The antagonistic effects of SidD and SidMon Rab1 colocalization with LCVs (Fig. 4, C and D) led us to investigate the regulation of their translocation during infection. Using digitonin to selectively extract effector proteins from infected host cells (19), we found that SidD and LepB levels increased as SidM levels decreased, consistent with the idea that SidD and LepB are both required to remove Rab1 from LCVs after recruitment by SidM (Fig. 4, E and F and fig. S15). We observed a similar temporal regulation of effector protein production in liquid culture, where L. pneumophila mimics the biphasic life cycle found during infection (fig. S16) (20). Furthermore, premature translocation of SidD into host cells by ΔsidD mutants constitutively producing plasmid-encoded SidD strongly attenuated Rab1 accumulation on LCVs two hours after uptake compared with the WT strain (Fig. 3D), consistent with the idea that de-AMPylated Rab1 is rapidly inactivated and extracted from LCVs.

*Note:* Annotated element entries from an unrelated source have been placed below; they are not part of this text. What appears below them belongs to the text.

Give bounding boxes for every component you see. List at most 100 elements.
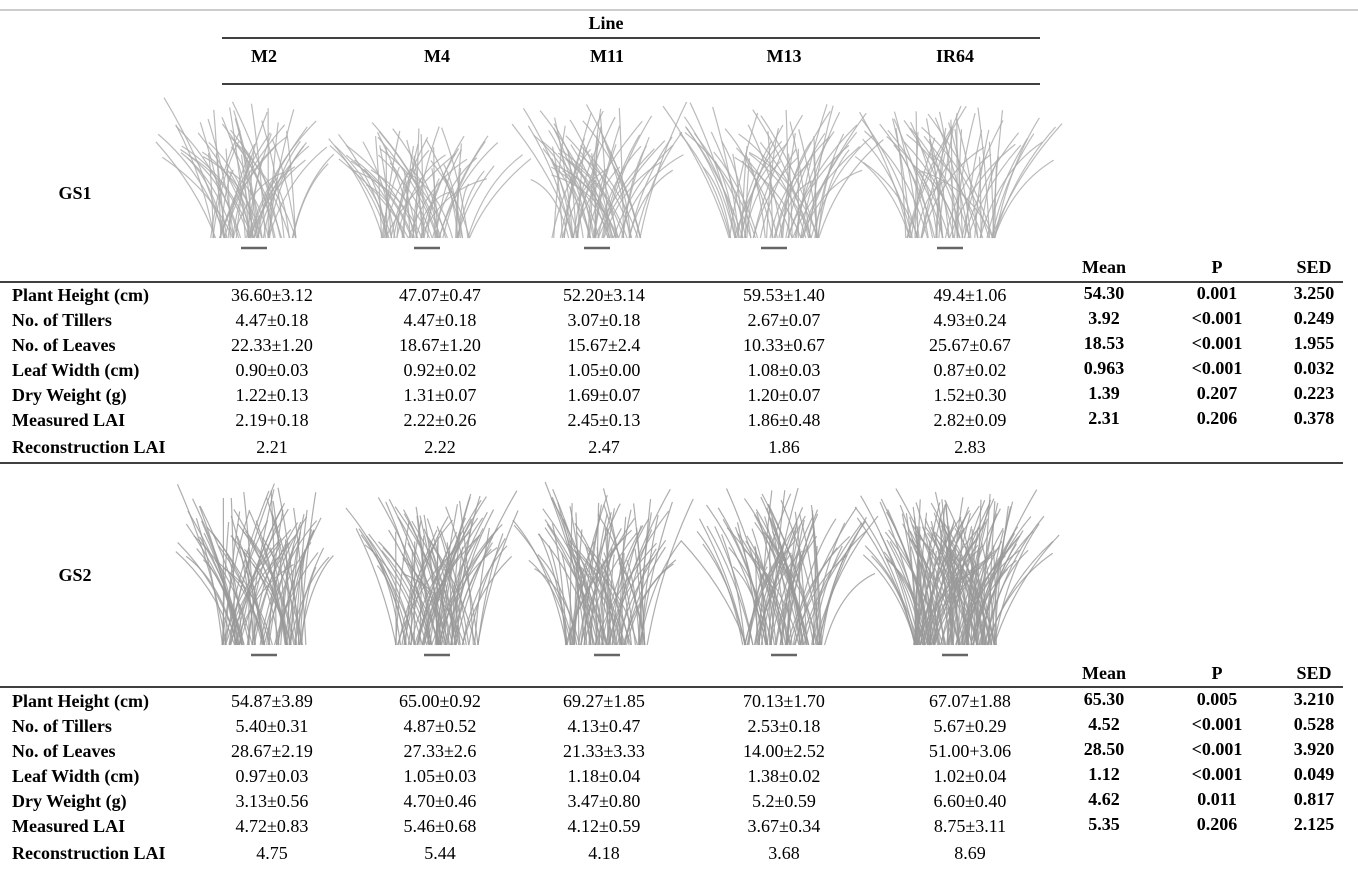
stat-value: 1.12: [1088, 764, 1120, 784]
cell-value: 52.20±3.14: [563, 285, 645, 305]
plant-image: [512, 102, 687, 248]
leaf: [636, 132, 682, 238]
row-label: No. of Tillers: [12, 716, 112, 736]
cell-value: 5.2±0.59: [752, 791, 816, 811]
cell-value: 1.86±0.48: [748, 410, 821, 430]
cell-value: 5.40±0.31: [236, 716, 309, 736]
cell-value: 2.53±0.18: [748, 716, 821, 736]
stat-value: 2.125: [1294, 814, 1335, 834]
stat-value: <0.001: [1192, 358, 1243, 378]
stat-header: SED: [1296, 257, 1331, 277]
cell-value: 5.46±0.68: [404, 816, 477, 836]
cell-value: 2.19+0.18: [235, 410, 308, 430]
cell-value: 21.33±3.33: [563, 741, 645, 761]
cell-value: 4.87±0.52: [404, 716, 477, 736]
cell-value: 4.18: [588, 843, 620, 863]
cell-value: 2.45±0.13: [568, 410, 641, 430]
row-label: Dry Weight (g): [12, 385, 127, 406]
row-label: Plant Height (cm): [12, 285, 149, 306]
stat-header: Mean: [1082, 663, 1126, 683]
cell-value: 15.67±2.4: [568, 335, 641, 355]
cell-value: 0.90±0.03: [236, 360, 309, 380]
cell-value: 49.4±1.06: [934, 285, 1007, 305]
cell-value: 2.21: [256, 437, 288, 457]
row-label: Reconstruction LAI: [12, 843, 166, 863]
stage-label: GS1: [58, 183, 91, 203]
stat-value: <0.001: [1192, 764, 1243, 784]
line-header: M2: [251, 46, 277, 66]
cell-value: 3.68: [768, 843, 800, 863]
cell-value: 70.13±1.70: [743, 691, 825, 711]
plant-image: [156, 98, 334, 248]
row-label: Measured LAI: [12, 410, 125, 430]
leaf: [819, 521, 866, 645]
stat-value: 4.62: [1088, 789, 1120, 809]
stat-header: P: [1212, 257, 1223, 277]
cell-value: 4.70±0.46: [404, 791, 477, 811]
cell-value: 5.44: [424, 843, 456, 863]
row-label: Dry Weight (g): [12, 791, 127, 812]
leaf: [803, 113, 866, 238]
row-label: No. of Tillers: [12, 310, 112, 330]
leaf: [469, 159, 531, 238]
stat-value: <0.001: [1192, 308, 1243, 328]
stat-value: 3.920: [1294, 739, 1335, 759]
leaf: [663, 106, 729, 238]
stat-value: 0.817: [1294, 789, 1335, 809]
plant-image: [855, 489, 1059, 655]
stage-label: GS2: [58, 565, 91, 585]
plant-image: [513, 482, 693, 655]
stat-value: 0.378: [1294, 408, 1335, 428]
plant-image: [329, 123, 531, 248]
stat-value: 0.223: [1294, 383, 1335, 403]
stat-value: 3.210: [1294, 689, 1335, 709]
stat-value: 0.011: [1197, 789, 1237, 809]
cell-value: 3.13±0.56: [236, 791, 309, 811]
cell-value: 65.00±0.92: [399, 691, 481, 711]
stat-value: 0.249: [1294, 308, 1335, 328]
cell-value: 4.47±0.18: [404, 310, 477, 330]
stat-value: 0.005: [1197, 689, 1238, 709]
cell-value: 10.33±0.67: [743, 335, 825, 355]
cell-value: 1.22±0.13: [236, 385, 309, 405]
row-label: Plant Height (cm): [12, 691, 149, 712]
cell-value: 2.83: [954, 437, 986, 457]
cell-value: 28.67±2.19: [231, 741, 313, 761]
stat-value: 0.207: [1197, 383, 1238, 403]
cell-value: 4.47±0.18: [236, 310, 309, 330]
stat-header: P: [1212, 663, 1223, 683]
stat-value: <0.001: [1192, 739, 1243, 759]
cell-value: 4.13±0.47: [568, 716, 641, 736]
leaf: [468, 155, 523, 238]
stat-value: 0.001: [1197, 283, 1238, 303]
cell-value: 3.07±0.18: [568, 310, 641, 330]
stat-value: 0.206: [1197, 408, 1238, 428]
row-label: No. of Leaves: [12, 741, 115, 761]
cell-value: 54.87±3.89: [231, 691, 313, 711]
leaf: [825, 573, 875, 645]
stat-value: 0.963: [1084, 358, 1125, 378]
cell-value: 1.20±0.07: [748, 385, 821, 405]
line-header: M4: [424, 46, 450, 66]
stat-header: Mean: [1082, 257, 1126, 277]
cell-value: 6.60±0.40: [934, 791, 1007, 811]
group-header: Line: [588, 13, 623, 33]
cell-value: 1.08±0.03: [748, 360, 821, 380]
plant-image: [176, 484, 334, 655]
cell-value: 18.67±1.20: [399, 335, 481, 355]
stat-header: SED: [1296, 663, 1331, 683]
cell-value: 14.00±2.52: [743, 741, 825, 761]
cell-value: 1.18±0.04: [568, 766, 641, 786]
cell-value: 2.82±0.09: [934, 410, 1007, 430]
stat-value: 0.049: [1294, 764, 1335, 784]
cell-value: 27.33±2.6: [404, 741, 477, 761]
plant-image: [663, 103, 883, 248]
leaf: [512, 124, 574, 238]
cell-value: 1.38±0.02: [748, 766, 821, 786]
cell-value: 67.07±1.88: [929, 691, 1011, 711]
cell-value: 69.27±1.85: [563, 691, 645, 711]
stat-value: 5.35: [1088, 814, 1120, 834]
cell-value: 4.72±0.83: [236, 816, 309, 836]
cell-value: 0.92±0.02: [404, 360, 477, 380]
stat-value: 18.53: [1084, 333, 1125, 353]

Our studies support a model in which L. pneumophila sequentially delivers its effector proteins into the host cytosol where they exploit Rab1 activity through a series of modification events (fig. S17). Early during infection, Rab1 is recruited to LCVs by the multifunctional effector protein SidM, which mediates release of Rab1 from its chaperone GDP dissociation inhibitor (RabGDI) (7, 8), Rab1 activation through GDP/GTP exchange, and AMPylation. AMPylated GTP-Rab1 is locked in the active conformation, which prevents its premature inactivation by host cell GAPs such as TBC1D20. AMPylated Rab1 could promote docking and fusion of secretory vesicles with LCVs until L. pneumophila translocates the de-AMPylase SidD into host cells. SidD catalyzes removal of AMP from GTP-Rab1, thereby enabling Rab1 inactivation by the GAP LepB and subsequent membrane extraction of GDP-Rab1 by RabGDI.

The identification of SidD as the Rab1 de-AMPylase not only provides the missing link in a complex chain of Rab1 modulation events during L. pneumophila infection, but also presents an intriguing example for how prokaryotic and eukaryotic cells could regulate protein function through transient AMPylation.